What teaching has taught me!
What job did you dream of doing when you were young? My main ambition through high school was definitely becoming an artist. Life took me down a few paths before I got there, and it still has a few tangents, but I certainly grew up with no wish to be a teacher! This was wrapped up in a fear of how visible I perceived teachers to be. Your whole working life being played out in front of a group. I certainly wasn’t shy but I didn’t want to have all eyes on me for an extended period of time. I still have issues with delivering a speech in front of a room of people but teaching, it turns out, is nothing like this!
The point of teaching a class or workshop is to provide a learning forum for the group in question where they firstly realise that they already know more than they thought, and then use this information to achieve their goal within the class or course timeframe. Turns out, if you provide momentum by piquing student interest and then providing structure for them to grow into the topic, then teaching and learning is an amazing environment for everyone. This includes the teacher. I cannot tell you how many times I have taught a technique and a so-called learner causes me to stop and think about other ways of achieving a particular result.
As human beings, we have limitations in our personal thinking. We develop our own shortcuts and ways of understanding, forgetting or not realising that there could be another pathway through, or way of explaining, a phenomena. Teachers, I believe, have to be open to learning, and honest about the fact that we are all just at different stages in this process.

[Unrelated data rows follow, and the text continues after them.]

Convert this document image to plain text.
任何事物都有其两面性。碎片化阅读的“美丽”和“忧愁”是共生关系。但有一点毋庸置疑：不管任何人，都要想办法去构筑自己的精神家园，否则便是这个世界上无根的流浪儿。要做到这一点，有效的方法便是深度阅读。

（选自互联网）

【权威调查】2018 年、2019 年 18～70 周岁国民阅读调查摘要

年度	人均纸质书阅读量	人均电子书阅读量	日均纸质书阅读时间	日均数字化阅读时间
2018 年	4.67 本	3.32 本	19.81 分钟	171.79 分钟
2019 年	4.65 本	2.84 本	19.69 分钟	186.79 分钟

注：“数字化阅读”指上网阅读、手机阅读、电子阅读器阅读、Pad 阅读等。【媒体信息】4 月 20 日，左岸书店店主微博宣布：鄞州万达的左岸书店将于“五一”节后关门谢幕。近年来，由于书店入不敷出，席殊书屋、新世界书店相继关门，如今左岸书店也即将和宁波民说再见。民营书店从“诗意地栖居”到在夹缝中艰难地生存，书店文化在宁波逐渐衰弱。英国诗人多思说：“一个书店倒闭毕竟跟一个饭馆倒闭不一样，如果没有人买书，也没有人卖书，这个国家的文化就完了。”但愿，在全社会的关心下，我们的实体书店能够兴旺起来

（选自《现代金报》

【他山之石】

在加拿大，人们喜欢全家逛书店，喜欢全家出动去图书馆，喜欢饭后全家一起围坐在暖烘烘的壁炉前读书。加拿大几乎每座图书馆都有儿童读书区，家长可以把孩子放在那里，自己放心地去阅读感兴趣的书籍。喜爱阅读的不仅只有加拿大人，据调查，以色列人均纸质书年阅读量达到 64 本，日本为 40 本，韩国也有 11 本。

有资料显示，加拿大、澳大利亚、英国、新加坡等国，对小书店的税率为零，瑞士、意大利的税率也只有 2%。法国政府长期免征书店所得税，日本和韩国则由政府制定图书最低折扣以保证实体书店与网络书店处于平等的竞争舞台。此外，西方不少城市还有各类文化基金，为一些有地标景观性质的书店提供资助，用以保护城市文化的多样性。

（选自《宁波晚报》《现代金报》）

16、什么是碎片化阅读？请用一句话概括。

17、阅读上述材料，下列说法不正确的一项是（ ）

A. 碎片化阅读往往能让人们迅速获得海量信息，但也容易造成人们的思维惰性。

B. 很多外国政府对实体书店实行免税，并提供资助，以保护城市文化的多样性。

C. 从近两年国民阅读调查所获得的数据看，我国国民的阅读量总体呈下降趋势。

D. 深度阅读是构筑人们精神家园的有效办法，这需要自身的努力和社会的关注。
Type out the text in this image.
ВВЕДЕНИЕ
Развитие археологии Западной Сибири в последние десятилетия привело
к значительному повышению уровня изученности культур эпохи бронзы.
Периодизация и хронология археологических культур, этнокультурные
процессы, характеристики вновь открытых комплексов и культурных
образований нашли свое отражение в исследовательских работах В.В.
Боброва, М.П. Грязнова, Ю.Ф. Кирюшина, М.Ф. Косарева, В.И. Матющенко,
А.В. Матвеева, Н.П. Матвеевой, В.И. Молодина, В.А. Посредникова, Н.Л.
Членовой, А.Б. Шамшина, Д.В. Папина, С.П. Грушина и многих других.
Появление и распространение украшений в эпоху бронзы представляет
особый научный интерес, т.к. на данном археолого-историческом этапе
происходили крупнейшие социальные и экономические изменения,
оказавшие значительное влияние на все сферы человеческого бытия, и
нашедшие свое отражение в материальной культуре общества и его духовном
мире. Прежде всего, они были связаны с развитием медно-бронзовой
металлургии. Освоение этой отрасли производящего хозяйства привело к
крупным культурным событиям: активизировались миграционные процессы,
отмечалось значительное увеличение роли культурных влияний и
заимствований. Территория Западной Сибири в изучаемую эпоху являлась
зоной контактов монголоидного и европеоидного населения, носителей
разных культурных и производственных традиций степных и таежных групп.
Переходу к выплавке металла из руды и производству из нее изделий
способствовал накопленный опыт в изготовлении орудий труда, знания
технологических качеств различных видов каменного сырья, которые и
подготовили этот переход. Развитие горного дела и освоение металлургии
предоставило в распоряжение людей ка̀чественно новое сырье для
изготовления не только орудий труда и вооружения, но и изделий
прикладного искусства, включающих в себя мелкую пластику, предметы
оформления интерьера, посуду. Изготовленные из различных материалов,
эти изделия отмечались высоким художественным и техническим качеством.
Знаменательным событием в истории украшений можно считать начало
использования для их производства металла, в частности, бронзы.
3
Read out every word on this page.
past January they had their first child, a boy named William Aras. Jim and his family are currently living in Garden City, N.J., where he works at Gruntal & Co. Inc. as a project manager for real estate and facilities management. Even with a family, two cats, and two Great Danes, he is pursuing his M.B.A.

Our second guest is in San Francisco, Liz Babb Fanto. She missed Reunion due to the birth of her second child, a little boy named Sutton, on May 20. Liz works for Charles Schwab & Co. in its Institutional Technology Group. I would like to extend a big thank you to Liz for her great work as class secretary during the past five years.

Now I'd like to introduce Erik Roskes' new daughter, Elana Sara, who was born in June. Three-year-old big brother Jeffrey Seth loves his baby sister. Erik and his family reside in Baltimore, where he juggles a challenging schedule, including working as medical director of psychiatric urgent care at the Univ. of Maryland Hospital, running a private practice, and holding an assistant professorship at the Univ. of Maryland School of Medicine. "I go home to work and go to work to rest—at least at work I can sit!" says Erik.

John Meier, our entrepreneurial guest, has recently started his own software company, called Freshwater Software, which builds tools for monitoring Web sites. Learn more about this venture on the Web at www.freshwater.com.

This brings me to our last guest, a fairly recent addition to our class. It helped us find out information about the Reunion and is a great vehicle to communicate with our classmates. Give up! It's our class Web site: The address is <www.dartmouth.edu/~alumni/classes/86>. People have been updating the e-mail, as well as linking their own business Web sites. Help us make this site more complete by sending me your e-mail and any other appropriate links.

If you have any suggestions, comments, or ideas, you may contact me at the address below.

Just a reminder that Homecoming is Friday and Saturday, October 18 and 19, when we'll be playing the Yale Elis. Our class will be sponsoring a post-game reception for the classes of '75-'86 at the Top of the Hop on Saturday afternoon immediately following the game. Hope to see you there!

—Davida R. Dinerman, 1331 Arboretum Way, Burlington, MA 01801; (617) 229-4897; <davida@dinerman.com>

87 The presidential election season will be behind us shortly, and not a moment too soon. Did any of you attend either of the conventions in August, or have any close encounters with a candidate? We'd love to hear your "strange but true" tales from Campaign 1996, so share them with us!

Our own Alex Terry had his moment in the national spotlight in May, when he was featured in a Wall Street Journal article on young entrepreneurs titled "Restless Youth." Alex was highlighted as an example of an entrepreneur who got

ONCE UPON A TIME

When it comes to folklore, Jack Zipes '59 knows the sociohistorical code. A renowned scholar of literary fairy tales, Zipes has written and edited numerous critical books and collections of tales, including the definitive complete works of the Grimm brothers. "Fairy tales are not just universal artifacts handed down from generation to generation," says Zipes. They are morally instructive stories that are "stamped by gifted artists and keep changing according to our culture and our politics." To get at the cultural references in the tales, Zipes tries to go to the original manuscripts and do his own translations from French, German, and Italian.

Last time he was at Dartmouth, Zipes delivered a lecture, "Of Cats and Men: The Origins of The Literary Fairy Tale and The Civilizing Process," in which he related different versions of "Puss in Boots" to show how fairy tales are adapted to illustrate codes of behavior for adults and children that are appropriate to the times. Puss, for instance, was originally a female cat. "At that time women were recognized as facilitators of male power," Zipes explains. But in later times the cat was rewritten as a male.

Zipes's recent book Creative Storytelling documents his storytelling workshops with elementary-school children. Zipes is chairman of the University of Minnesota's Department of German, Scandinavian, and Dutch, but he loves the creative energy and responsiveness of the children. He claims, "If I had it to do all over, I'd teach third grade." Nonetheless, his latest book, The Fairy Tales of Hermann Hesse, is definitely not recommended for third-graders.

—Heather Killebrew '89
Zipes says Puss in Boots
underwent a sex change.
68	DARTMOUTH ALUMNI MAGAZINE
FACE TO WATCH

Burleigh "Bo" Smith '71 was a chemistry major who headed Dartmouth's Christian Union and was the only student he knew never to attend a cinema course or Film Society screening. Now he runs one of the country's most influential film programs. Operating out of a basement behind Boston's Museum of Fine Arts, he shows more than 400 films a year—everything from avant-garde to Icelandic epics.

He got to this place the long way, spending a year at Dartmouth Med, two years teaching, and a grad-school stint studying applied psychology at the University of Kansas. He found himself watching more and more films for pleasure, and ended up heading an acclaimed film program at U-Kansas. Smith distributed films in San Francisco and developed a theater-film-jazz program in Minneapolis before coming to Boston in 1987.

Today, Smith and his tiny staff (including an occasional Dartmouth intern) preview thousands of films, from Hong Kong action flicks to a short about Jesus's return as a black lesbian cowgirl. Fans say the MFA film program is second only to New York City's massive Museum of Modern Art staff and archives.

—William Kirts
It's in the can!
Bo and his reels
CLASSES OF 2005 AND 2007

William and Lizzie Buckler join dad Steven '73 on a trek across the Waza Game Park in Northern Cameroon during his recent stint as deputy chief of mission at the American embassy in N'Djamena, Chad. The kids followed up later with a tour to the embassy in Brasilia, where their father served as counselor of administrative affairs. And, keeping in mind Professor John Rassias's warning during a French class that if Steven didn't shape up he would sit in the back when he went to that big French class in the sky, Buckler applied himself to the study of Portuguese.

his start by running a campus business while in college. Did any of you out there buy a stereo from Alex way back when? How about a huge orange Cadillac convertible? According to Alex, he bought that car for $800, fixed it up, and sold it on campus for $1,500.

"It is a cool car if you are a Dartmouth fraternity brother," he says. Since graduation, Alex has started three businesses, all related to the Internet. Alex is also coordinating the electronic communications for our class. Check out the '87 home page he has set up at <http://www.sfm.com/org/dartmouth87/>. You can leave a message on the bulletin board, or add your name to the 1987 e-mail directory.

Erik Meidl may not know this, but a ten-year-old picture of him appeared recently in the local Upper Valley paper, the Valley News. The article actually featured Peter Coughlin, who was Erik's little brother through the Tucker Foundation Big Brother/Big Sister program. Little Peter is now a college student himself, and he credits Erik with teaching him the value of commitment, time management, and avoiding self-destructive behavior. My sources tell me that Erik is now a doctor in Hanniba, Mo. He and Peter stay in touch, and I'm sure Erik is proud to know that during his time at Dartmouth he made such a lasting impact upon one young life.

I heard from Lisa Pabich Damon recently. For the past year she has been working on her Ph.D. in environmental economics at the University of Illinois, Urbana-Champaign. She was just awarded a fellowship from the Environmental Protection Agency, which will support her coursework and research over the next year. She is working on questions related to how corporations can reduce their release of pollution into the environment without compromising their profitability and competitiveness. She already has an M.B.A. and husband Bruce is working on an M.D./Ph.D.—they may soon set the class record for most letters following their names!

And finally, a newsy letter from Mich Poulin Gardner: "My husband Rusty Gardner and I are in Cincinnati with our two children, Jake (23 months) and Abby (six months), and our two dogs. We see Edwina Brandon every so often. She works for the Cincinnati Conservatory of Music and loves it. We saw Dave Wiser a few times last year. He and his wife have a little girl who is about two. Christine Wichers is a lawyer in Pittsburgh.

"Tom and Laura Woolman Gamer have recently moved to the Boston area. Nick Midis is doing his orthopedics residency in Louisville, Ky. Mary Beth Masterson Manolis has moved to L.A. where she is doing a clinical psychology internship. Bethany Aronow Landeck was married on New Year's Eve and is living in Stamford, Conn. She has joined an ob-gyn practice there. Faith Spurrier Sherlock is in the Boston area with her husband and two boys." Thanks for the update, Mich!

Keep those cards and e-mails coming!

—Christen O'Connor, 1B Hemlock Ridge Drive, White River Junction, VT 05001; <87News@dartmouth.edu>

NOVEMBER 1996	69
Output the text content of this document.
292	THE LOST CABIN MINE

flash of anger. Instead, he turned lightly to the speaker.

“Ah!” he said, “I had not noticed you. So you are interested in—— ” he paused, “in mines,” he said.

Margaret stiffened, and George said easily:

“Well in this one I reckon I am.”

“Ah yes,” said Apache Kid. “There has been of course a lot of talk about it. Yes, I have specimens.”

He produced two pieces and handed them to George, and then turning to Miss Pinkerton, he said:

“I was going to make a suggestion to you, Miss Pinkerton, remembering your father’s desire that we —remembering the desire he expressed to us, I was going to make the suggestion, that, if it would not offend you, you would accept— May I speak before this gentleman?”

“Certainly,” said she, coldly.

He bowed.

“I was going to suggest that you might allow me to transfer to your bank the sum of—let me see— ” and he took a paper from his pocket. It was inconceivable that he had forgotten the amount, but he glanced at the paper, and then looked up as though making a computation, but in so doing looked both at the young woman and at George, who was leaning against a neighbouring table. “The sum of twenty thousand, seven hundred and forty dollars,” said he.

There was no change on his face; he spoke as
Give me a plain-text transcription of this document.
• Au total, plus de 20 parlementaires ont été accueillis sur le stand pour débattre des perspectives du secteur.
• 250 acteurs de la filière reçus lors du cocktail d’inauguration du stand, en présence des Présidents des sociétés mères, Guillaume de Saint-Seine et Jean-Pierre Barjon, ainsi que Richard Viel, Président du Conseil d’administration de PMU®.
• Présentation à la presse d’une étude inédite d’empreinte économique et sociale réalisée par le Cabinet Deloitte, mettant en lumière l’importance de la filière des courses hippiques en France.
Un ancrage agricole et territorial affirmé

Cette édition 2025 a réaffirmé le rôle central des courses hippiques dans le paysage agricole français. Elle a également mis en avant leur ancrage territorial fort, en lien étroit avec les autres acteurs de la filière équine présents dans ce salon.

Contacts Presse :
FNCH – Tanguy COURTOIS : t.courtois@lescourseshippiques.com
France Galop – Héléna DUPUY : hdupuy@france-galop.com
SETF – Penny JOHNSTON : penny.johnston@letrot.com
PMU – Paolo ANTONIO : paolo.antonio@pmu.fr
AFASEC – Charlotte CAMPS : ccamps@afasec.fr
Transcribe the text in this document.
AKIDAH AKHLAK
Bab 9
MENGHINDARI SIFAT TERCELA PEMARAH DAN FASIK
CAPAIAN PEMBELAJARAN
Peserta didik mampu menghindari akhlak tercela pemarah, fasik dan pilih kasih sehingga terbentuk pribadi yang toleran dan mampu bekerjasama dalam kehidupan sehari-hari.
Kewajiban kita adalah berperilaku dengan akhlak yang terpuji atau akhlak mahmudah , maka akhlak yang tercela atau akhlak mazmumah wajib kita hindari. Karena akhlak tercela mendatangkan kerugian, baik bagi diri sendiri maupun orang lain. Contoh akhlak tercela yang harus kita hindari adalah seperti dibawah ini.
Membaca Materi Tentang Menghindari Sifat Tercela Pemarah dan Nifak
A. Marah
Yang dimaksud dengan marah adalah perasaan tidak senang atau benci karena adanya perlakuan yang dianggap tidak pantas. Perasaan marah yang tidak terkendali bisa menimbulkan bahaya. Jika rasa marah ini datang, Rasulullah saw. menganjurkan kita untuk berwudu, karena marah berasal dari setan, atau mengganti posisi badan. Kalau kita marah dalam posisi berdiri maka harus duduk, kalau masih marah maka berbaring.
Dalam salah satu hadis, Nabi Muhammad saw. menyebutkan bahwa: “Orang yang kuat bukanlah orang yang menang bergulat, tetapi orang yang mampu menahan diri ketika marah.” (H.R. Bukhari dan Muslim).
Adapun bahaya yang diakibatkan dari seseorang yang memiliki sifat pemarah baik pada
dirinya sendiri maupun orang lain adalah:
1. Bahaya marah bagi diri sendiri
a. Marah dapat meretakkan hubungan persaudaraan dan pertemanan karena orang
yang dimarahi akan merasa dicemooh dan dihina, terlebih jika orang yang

Currently, one of my roles is teaching a set of classes where we cover many mediums, from pencil to pastel to watercolour to acrylic. I am free to teach each lesson as I choose, within a curriculum, which is fantastic because I like to teach technique quite freely, providing the class with the mechanics of each medium and the variations of what it is can used to do. I find that this gives learners the ability to do things their own way, and to take risks without worrying that their version is ‘incorrect.’ This helps everyone to learn more than their own interpretation and have conversations about their version of the process. Every class throws up a whole lot of variations and occasionally a completely new discovery, and life should be like that.
So, my message this week is learn what you can from books, teachers, the internet – whatever your combination is – and then experiment with what you have found out as well as what you haven’t found out.Be brave and tell yourself that this particular painting is going to be an experiment so that you can just give it a go and learn.Sometimes you need to throw caution to the wind, for how would we ever develop without sometimes breaking the rules!